Trust in law enforcement to use facial recognition properly did not extend to other uses, with “only about a third of respondents trust[ing] technology companies with facial recognition and only 18 percent trust[ing] advertisers.” Smith said he found those disparities surprising because “the negative consequences of police incorrectly labeling someone as a possible suspect ‘are potentially much more profound than, say, an advertiser misidentifying you as someone else’.”

ACLU of Northern California lawyer Matt Cagle, who pushed for a ban on facial recognition in San Francisco, pointed out that, “the survey should have included more context about how the technology would be used.” “Once people know how invasive this technology is, once people know the flaws in many of these products, they reject it more than they initially did when they first heard about it,” he said.

Almost 75 percent of Americans also believed that the facial recognition is “at least somewhat effective” at identifying individuals and “just over 60 percent of Americans think the tools can effectively assess someone’s gender or race.” In fact, facial recognition systems often struggle to identify gender and race, with a 20 percent error rate in correctly identifying dark-skinned women.

The Pew Research Center survey also reported that 86 percent of Americans have heard about automated facial recognition technology, with 25 percent saying they have heard a lot about the topic.

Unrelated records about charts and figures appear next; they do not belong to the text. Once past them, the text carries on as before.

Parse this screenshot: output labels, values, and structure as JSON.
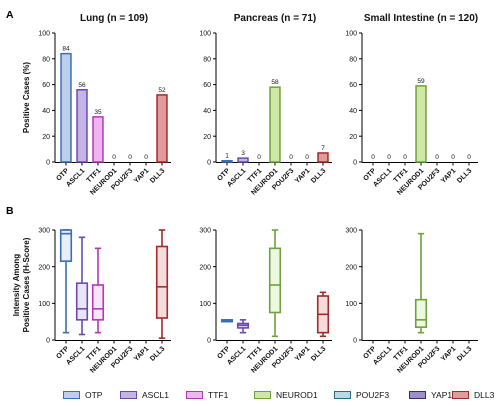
{
  "panel_letters": {
    "a": "A",
    "b": "B"
  },
  "chart_data": [
    {
      "type": "bar",
      "panel": "A",
      "title": "Lung (n = 109)",
      "ylabel": "Positive Cases (%)",
      "ylim": [
        0,
        100
      ],
      "yticks": [
        0,
        20,
        40,
        60,
        80,
        100
      ],
      "categories": [
        "OTP",
        "ASCL1",
        "TTF1",
        "NEUROD1",
        "POU2F3",
        "YAP1",
        "DLL3"
      ],
      "values": [
        84,
        56,
        35,
        0,
        0,
        0,
        52
      ],
      "value_labels": [
        "84",
        "56",
        "35",
        "0",
        "0",
        "0",
        "52"
      ]
    },
    {
      "type": "bar",
      "panel": "A",
      "title": "Pancreas (n = 71)",
      "ylabel": "",
      "ylim": [
        0,
        100
      ],
      "yticks": [
        0,
        20,
        40,
        60,
        80,
        100
      ],
      "categories": [
        "OTP",
        "ASCL1",
        "TTF1",
        "NEUROD1",
        "POU2F3",
        "YAP1",
        "DLL3"
      ],
      "values": [
        1,
        3,
        0,
        58,
        0,
        0,
        7
      ],
      "value_labels": [
        "1",
        "3",
        "0",
        "58",
        "0",
        "0",
        "7"
      ]
    },
    {
      "type": "bar",
      "panel": "A",
      "title": "Small Intestine (n = 120)",
      "ylabel": "",
      "ylim": [
        0,
        100
      ],
      "yticks": [
        0,
        20,
        40,
        60,
        80,
        100
      ],
      "categories": [
        "OTP",
        "ASCL1",
        "TTF1",
        "NEUROD1",
        "POU2F3",
        "YAP1",
        "DLL3"
      ],
      "values": [
        0,
        0,
        0,
        59,
        0,
        0,
        0
      ],
      "value_labels": [
        "0",
        "0",
        "0",
        "59",
        "0",
        "0",
        "0"
      ]
    },
    {
      "type": "box",
      "panel": "B",
      "title": "",
      "ylabel": "Intensity Among Positive Cases (H-Score)",
      "ylim": [
        0,
        300
      ],
      "yticks": [
        0,
        100,
        200,
        300
      ],
      "categories": [
        "OTP",
        "ASCL1",
        "TTF1",
        "NEUROD1",
        "POU2F3",
        "YAP1",
        "DLL3"
      ],
      "boxes": [
        {
          "min": 20,
          "q1": 215,
          "median": 290,
          "q3": 300,
          "max": 300
        },
        {
          "min": 15,
          "q1": 55,
          "median": 85,
          "q3": 155,
          "max": 280
        },
        {
          "min": 20,
          "q1": 55,
          "median": 85,
          "q3": 150,
          "max": 250
        },
        null,
        null,
        null,
        {
          "min": 5,
          "q1": 60,
          "median": 145,
          "q3": 255,
          "max": 300
        }
      ]
    },
    {
      "type": "box",
      "panel": "B",
      "title": "",
      "ylabel": "",
      "ylim": [
        0,
        300
      ],
      "yticks": [
        0,
        100,
        200,
        300
      ],
      "categories": [
        "OTP",
        "ASCL1",
        "TTF1",
        "NEUROD1",
        "POU2F3",
        "YAP1",
        "DLL3"
      ],
      "boxes": [
        {
          "min": 50,
          "q1": 50,
          "median": 52,
          "q3": 55,
          "max": 55
        },
        {
          "min": 20,
          "q1": 33,
          "median": 40,
          "q3": 45,
          "max": 55
        },
        null,
        {
          "min": 10,
          "q1": 75,
          "median": 150,
          "q3": 250,
          "max": 300
        },
        null,
        null,
        {
          "min": 10,
          "q1": 20,
          "median": 70,
          "q3": 120,
          "max": 130
        }
      ]
    },
    {
      "type": "box",
      "panel": "B",
      "title": "",
      "ylabel": "",
      "ylim": [
        0,
        300
      ],
      "yticks": [
        0,
        100,
        200,
        300
      ],
      "categories": [
        "OTP",
        "ASCL1",
        "TTF1",
        "NEUROD1",
        "POU2F3",
        "YAP1",
        "DLL3"
      ],
      "boxes": [
        null,
        null,
        null,
        {
          "min": 20,
          "q1": 35,
          "median": 55,
          "q3": 110,
          "max": 290
        },
        null,
        null,
        null
      ]
    }
  ],
  "markers": {
    "OTP": {
      "fill": "#bcd0ec",
      "stroke": "#3f6db3"
    },
    "ASCL1": {
      "fill": "#c4b5e6",
      "stroke": "#6a4bab"
    },
    "TTF1": {
      "fill": "#f0b4f0",
      "stroke": "#b238b6"
    },
    "NEUROD1": {
      "fill": "#cfe8a8",
      "stroke": "#6ea23a"
    },
    "POU2F3": {
      "fill": "#b5dbe6",
      "stroke": "#2e6b7f"
    },
    "YAP1": {
      "fill": "#9e8ec9",
      "stroke": "#3d2b7a"
    },
    "DLL3": {
      "fill": "#e29a9a",
      "stroke": "#a32a2a"
    }
  },
  "legend": [
    {
      "label": "OTP",
      "fill": "#bcd0ec",
      "stroke": "#3f6db3"
    },
    {
      "label": "ASCL1",
      "fill": "#c4b5e6",
      "stroke": "#6a4bab"
    },
    {
      "label": "TTF1",
      "fill": "#f0b4f0",
      "stroke": "#b238b6"
    },
    {
      "label": "NEUROD1",
      "fill": "#cfe8a8",
      "stroke": "#6ea23a"
    },
    {
      "label": "POU2F3",
      "fill": "#b5dbe6",
      "stroke": "#2e6b7f"
    },
    {
      "label": "YAP1",
      "fill": "#9e8ec9",
      "stroke": "#3d2b7a"
    },
    {
      "label": "DLL3",
      "fill": "#e29a9a",
      "stroke": "#a32a2a"
    }
  ]
}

Even though “U.S. law enforcement agencies are using state Department of Motor Vehicles records to identify individual Americans without their consent, including those with no criminal record,” 59 percent of those surveyed said, “it is acceptable for law enforcement to use facial recognition tools to assess security threats in public spaces.” The nationally representative survey was conducted June 3-17, 2019 with 4,272 U.S. adults.